We believe this is taking place to help the EU Commission avoid having to
live up to the Global Paris Climate Agreement that the EU ratified in 2016 by
not considering "reasonable alternatives" as obliged under the SEA
Directive.
Article 2 of the SEA Directive clearly states that " 'plans and
programmes' shall mean plans and programmes, including those co-financed by the
European Community, as well as any modifications to them".
Article 4(1) of the SEA Directive states that "The environmental
assessment referred to in Article 3 shall be carried out during the preparation
of a plan or programme and before its adoption or submission to the legislative
procedure".
Article 5 of the SEA Directive obliges the environmental assessment to consider
"reasonable alternatives"
to the plan.
By not considering the overall environmental impact of the PCI plan in its
globality with all the combined projects in the plan (especially the gas
projects grouped together) environmental assessment of individual split
projects within the plan when they are going through the permitting process is
meaningless - especially since the PCI Directive forces national planning
authorities to ignore all these environmental concerns because the projects
must be considered to be in "the public interest".
The PCI Directive Article 7(3) clearly states "projects of common
interest shall be allocated the status of the highest national significance
possible and be treated as such in permit granting processes".

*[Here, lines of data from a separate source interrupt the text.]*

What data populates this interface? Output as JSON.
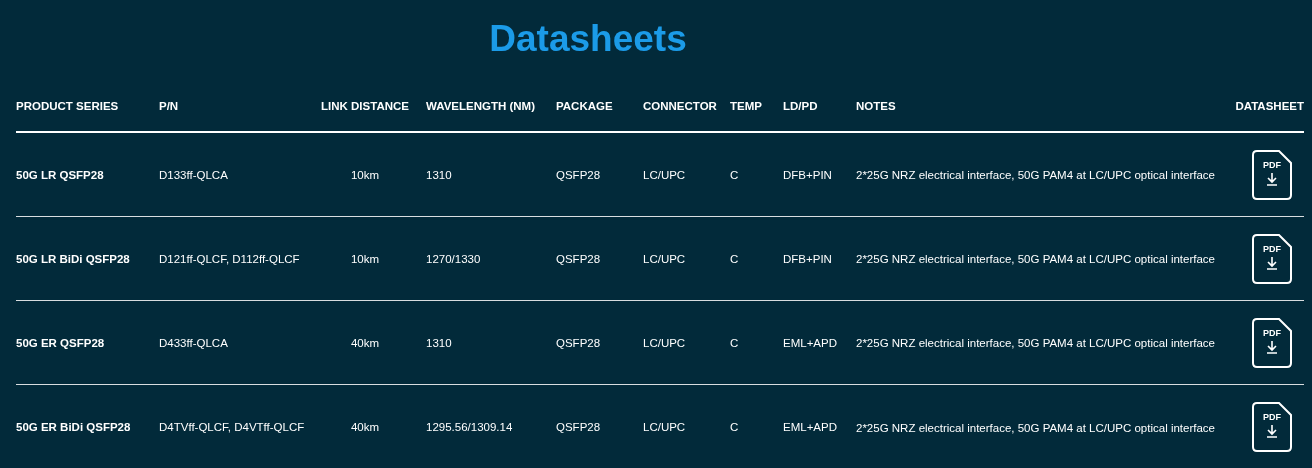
{
  "title": "Datasheets",
  "table": {
    "columns": [
      "PRODUCT SERIES",
      "P/N",
      "LINK DISTANCE",
      "WAVELENGTH (NM)",
      "PACKAGE",
      "CONNECTOR",
      "TEMP",
      "LD/PD",
      "NOTES",
      "DATASHEET"
    ],
    "rows": [
      {
        "product_series": "50G LR QSFP28",
        "pn": "D133ff-QLCA",
        "link_distance": "10km",
        "wavelength": "1310",
        "package": "QSFP28",
        "connector": "LC/UPC",
        "temp": "C",
        "ld_pd": "DFB+PIN",
        "notes": "2*25G NRZ electrical interface, 50G PAM4 at LC/UPC optical interface",
        "datasheet": "PDF"
      },
      {
        "product_series": "50G LR BiDi QSFP28",
        "pn": "D121ff-QLCF, D112ff-QLCF",
        "link_distance": "10km",
        "wavelength": "1270/1330",
        "package": "QSFP28",
        "connector": "LC/UPC",
        "temp": "C",
        "ld_pd": "DFB+PIN",
        "notes": "2*25G NRZ electrical interface, 50G PAM4 at LC/UPC optical interface",
        "datasheet": "PDF"
      },
      {
        "product_series": "50G ER QSFP28",
        "pn": "D433ff-QLCA",
        "link_distance": "40km",
        "wavelength": "1310",
        "package": "QSFP28",
        "connector": "LC/UPC",
        "temp": "C",
        "ld_pd": "EML+APD",
        "notes": "2*25G NRZ electrical interface, 50G PAM4 at LC/UPC optical interface",
        "datasheet": "PDF"
      },
      {
        "product_series": "50G ER BiDi QSFP28",
        "pn": "D4TVff-QLCF, D4VTff-QLCF",
        "link_distance": "40km",
        "wavelength": "1295.56/1309.14",
        "package": "QSFP28",
        "connector": "LC/UPC",
        "temp": "C",
        "ld_pd": "EML+APD",
        "notes": "2*25G NRZ electrical interface, 50G PAM4 at LC/UPC optical interface",
        "datasheet": "PDF"
      }
    ]
  }
}
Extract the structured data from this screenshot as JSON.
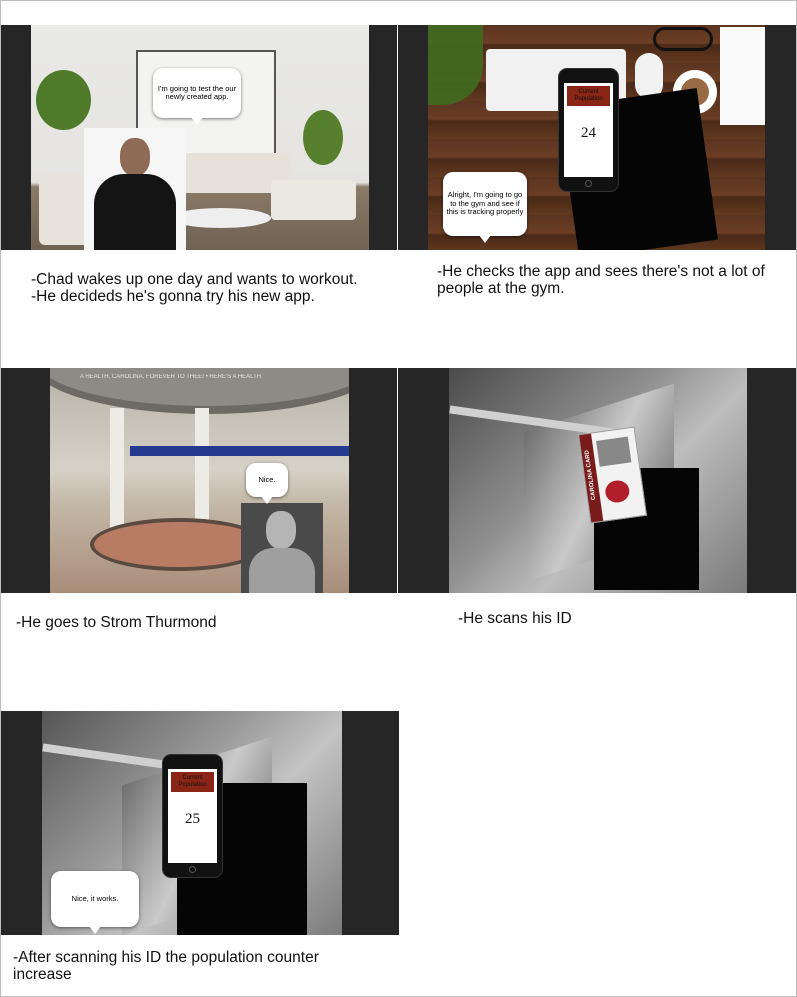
{
  "panels": [
    {
      "caption": "-Chad wakes up one day and wants to workout.\n-He decideds he's gonna try his new app.",
      "bubble": "I'm going to test the our newly created app."
    },
    {
      "caption": "-He checks the app and sees there's not a lot of people at the gym.",
      "bubble": "Alright, I'm going to go to the gym and see if this is tracking properly",
      "phone": {
        "header": "Current Population",
        "count": "24"
      }
    },
    {
      "caption": "-He goes to Strom Thurmond",
      "bubble": "Nice.",
      "dome_text": "A HEALTH, CAROLINA, FOREVER TO THEE! • HERE'S A HEALTH"
    },
    {
      "caption": "-He scans his ID",
      "id_card": "CAROLINA CARD"
    },
    {
      "caption": "-After scanning his ID the population counter increase",
      "bubble": "Nice, it works.",
      "phone": {
        "header": "Current Population",
        "count": "25"
      }
    }
  ]
}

Article 7(8) goes on to state "With regard to the environmental impacts
addressed in Article 6(4) of Directive 92/43/EEC and Article 4(7) of Directive
2000/60/EC, projects of common interest shall be considered as being of public
interest from an energy policy perspective and may be considered as being of
overriding public interest, provided that all the conditions set out in these
Directives are fulfilled".
We believe that the first ever approval of the PCI list by the EU parliament
without any environmental report or consideration of reasonable alternatives has
left the door open for legal challenge.